Como você transita estando em uma fase de sua carreira onde você tem acesso aos recursos para trazer plenamente sua visão à vida?

Penso na vantagem que tenho como artista; quanto mais a tua equipe confia em você, mais você confia em si mesmo. Já faço isso há quase sete anos. Eu acho que é importante experimentar áreas em que eu não necessariamente cheguei antes, tanto para mim como para o meu público. Eu sempre me considerei uma artista de álbuns, e eu sempre adorei álbuns onde os artistas criam um universo inteiro com sua música. Agora, estou feliz por ter tempo e experiência para fazer isso.

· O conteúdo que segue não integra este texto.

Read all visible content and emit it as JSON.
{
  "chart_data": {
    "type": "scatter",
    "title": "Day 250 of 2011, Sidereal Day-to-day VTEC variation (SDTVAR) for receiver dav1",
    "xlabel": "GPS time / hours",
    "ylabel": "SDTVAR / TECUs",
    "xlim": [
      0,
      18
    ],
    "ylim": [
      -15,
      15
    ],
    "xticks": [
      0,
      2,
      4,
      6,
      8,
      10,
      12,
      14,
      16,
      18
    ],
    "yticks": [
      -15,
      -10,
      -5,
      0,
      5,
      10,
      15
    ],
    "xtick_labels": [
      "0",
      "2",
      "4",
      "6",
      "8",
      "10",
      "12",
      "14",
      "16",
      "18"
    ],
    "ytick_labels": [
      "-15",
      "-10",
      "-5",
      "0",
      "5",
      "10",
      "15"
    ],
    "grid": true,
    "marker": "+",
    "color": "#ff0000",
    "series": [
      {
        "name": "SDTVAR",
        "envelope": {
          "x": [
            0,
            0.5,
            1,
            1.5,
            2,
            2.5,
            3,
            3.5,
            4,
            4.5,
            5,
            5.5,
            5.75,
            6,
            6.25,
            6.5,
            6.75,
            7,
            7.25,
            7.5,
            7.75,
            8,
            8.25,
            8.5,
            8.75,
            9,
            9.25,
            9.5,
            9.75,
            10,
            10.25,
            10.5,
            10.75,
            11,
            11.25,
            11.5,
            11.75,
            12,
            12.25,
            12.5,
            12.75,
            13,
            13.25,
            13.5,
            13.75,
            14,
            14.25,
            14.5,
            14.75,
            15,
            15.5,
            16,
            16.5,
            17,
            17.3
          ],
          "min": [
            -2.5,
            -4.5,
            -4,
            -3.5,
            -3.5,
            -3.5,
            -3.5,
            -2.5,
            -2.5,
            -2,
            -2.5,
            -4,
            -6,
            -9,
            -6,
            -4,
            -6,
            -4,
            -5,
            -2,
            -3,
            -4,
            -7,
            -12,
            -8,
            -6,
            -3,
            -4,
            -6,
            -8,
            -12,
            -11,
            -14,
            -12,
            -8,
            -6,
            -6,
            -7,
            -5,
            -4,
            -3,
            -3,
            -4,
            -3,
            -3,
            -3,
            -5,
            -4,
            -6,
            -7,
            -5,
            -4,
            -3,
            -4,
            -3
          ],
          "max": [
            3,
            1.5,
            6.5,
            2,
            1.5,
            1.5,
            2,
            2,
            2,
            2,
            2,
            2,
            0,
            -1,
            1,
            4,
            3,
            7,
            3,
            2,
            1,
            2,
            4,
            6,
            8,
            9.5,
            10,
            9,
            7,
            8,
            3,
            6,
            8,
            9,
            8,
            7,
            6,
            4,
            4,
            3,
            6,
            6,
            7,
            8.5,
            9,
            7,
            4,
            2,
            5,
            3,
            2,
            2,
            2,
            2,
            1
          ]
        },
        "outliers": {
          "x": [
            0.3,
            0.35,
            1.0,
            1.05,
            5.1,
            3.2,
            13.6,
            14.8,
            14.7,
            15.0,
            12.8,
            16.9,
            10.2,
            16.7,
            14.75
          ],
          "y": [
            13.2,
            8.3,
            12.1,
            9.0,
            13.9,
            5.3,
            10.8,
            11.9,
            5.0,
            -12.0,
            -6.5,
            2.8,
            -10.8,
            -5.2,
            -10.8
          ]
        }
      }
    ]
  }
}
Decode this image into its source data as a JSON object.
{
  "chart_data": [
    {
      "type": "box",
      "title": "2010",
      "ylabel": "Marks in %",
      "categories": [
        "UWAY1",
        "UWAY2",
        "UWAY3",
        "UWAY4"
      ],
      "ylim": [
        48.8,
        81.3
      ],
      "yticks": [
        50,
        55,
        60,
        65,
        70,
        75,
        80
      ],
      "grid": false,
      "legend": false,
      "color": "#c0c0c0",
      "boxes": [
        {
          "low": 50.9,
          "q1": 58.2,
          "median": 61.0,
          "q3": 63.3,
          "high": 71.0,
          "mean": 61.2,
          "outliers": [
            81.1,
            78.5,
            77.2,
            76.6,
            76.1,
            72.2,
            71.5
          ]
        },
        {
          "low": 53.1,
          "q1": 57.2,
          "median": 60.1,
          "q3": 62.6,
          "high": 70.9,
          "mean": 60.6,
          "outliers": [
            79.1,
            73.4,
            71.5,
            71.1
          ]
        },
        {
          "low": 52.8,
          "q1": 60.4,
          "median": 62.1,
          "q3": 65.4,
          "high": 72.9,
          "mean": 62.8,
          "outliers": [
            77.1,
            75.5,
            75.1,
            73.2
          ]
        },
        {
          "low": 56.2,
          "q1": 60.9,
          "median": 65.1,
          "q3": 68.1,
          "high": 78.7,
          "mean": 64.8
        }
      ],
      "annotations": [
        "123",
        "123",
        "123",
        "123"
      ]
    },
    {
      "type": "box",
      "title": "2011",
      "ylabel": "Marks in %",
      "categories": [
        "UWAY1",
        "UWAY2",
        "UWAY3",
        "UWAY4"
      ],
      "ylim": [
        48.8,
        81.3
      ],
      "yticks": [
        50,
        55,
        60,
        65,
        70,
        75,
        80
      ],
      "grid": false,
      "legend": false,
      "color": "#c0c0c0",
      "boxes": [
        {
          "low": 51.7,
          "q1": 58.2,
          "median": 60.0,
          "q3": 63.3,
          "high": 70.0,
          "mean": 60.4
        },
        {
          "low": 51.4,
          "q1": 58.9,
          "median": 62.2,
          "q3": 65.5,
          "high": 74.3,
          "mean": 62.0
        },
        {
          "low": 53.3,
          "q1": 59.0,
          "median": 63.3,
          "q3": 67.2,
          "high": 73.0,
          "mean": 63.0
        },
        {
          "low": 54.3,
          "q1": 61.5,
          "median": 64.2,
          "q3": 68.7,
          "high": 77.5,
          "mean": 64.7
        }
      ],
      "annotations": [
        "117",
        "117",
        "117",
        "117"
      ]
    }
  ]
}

É definitivamente algo que eu tinha que colocar em mim mesma. Quando você é jovem e está passando pelas emoções e tudo está acontecendo tão rápido, você tem medo de dizer não ou de se defender ou até mesmo compartilhar sua opinião. Sinto que estou num lugar onde posso confiar na minha voz e confiar em mim para falar e saber que serei ouvida, o que é muito importante.

“A cura veio quando cheguei a um limite em que percebi que precisava parar de bancar a durona.”

Como aprendeu a defender essa visão?
Pergunto-me se há algo que os seus fãs veem na sua música que o resto do mundo não vê.

Eu acho que a maneira como as pessoas me veem no mainstream é muito diferente da visão que vive dentro da minha base de fãs. Há um grande grupo de pessoas que nem sabe que ainda faço música. Se eu pudesse ser visto, ouvido e percebido por apenas [meus fãs], isso seria maravilhoso. Eu sei que eles confiam em mim e eu confio neles. Minhas canções estão mais seguras em suas mãos.